France issues digital lockdown permission form amid fears of data harvesting
France has introduced a new smartphone version of its permission form to be outdoors during the coronavirus lockdown. The government says no personal data will be collected. But it is considering tracking movements of infected people via their phone's geolocation services in order to trace contacts.
A digital version of travel documents people in France must carry during lockdown has been made available on the website of the French Interior Ministry.
Since 17 March, people have been under obligation to provide documents that justify their reason for not being at home. The government provided five options for being outside and failure to comply results in fines, or even jail sentences.
The government stressed that the new digital document is only to be found on the Interior Ministry’s website in order to avoid scams on unauthorised sites.
🔴🇫🇷 #CORONAVIRUS | À partir du 6 avril, l'attestation de déplacement dérogatoire pourra être générée au format numérique.— Ministère de l'Intérieur (@Place_Beauvau) April 5, 2020
ℹ️ Ce format a vocation à faciliter l'utilisation de l'attestation. Il ne remet pas en cause le respect très strict du confinement. pic.twitter.com/laAE3F2BjB
Just like the handwritten or printed document already in use, people have to specify their name and address as well as the time, date and the reason for an outdoor trip. A QR code will validate the time and date the digital document was created.
Police officers will then be able to scan cell phone or tablets without touching the devices.
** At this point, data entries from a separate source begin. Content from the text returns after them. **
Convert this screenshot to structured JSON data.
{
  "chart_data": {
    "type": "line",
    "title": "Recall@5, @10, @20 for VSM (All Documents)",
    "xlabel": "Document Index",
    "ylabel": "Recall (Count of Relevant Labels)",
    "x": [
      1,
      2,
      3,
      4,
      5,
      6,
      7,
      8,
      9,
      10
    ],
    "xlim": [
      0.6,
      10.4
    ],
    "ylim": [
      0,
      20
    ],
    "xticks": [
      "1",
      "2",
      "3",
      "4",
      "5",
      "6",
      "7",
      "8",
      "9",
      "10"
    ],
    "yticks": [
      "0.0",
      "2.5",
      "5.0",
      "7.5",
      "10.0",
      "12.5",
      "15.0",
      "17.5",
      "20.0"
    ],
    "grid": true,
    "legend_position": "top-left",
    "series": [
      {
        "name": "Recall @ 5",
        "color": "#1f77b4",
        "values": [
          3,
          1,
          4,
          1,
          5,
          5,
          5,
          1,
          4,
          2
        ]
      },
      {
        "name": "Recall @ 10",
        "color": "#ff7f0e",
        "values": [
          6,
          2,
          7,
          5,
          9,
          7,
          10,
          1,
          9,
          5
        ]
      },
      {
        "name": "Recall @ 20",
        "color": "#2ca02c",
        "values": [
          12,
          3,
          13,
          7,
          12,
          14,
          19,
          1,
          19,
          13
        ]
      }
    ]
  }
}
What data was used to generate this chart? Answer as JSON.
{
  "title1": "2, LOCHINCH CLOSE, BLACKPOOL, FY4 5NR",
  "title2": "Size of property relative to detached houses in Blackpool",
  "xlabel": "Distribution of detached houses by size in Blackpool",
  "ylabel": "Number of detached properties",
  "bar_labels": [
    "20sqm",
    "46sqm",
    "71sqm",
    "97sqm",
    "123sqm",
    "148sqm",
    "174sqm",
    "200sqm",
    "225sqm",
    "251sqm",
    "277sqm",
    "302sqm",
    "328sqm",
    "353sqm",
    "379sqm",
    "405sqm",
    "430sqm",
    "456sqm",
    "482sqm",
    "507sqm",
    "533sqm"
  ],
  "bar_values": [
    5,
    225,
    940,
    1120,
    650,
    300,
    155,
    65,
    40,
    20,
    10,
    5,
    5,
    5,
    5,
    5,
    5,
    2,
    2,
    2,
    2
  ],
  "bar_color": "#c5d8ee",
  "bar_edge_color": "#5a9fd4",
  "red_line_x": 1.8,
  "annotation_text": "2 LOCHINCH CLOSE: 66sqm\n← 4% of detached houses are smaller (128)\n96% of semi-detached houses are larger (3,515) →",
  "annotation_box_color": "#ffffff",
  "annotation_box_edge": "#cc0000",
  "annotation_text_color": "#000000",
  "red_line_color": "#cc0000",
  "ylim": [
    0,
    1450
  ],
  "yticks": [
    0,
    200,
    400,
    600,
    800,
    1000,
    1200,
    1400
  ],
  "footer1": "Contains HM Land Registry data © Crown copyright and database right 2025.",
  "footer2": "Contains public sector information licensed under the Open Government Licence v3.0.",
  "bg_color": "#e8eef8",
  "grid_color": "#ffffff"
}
The Interior Ministry stressed that QR codes are not to be shared on social media as it enables anyone scanning them with a cell phone to access the data it contains.
Interior Minister Christophe Castaner said that no personal data will be stored with the new digital travel documents.
Tracking infected Covid-19 patients
In a bid to relax lockdown measures, governments are looking at new ways to help contain the spread of the coronavirus. One of them involves tracking the movements of infected people and those who have been in contact with them.
Governments in a number of countries including Russia, Israel, South Korea, Singapore and China are already using such apps, claiming it helps to slow down the spread of the virus.
Germany is expected to announce a virus-tracking app shortly.
On 1 April, French Prime Minister Edouard Philippe dismissed suggestions that his government could use geo-localisation tools to fight the spread of Covid-19.
“In France, such a tracking system is not legally feasible. And we are not working on such options,” he said.
Philippe admitted that in other countries, the tools had helped isolate infected patients and people who have been in contact with them.
The prime minister did not rule out, however, developing new tools "to trace the circulation of the virus". But if they were available, he said, it would be up to citizens to choose whether or not to use them.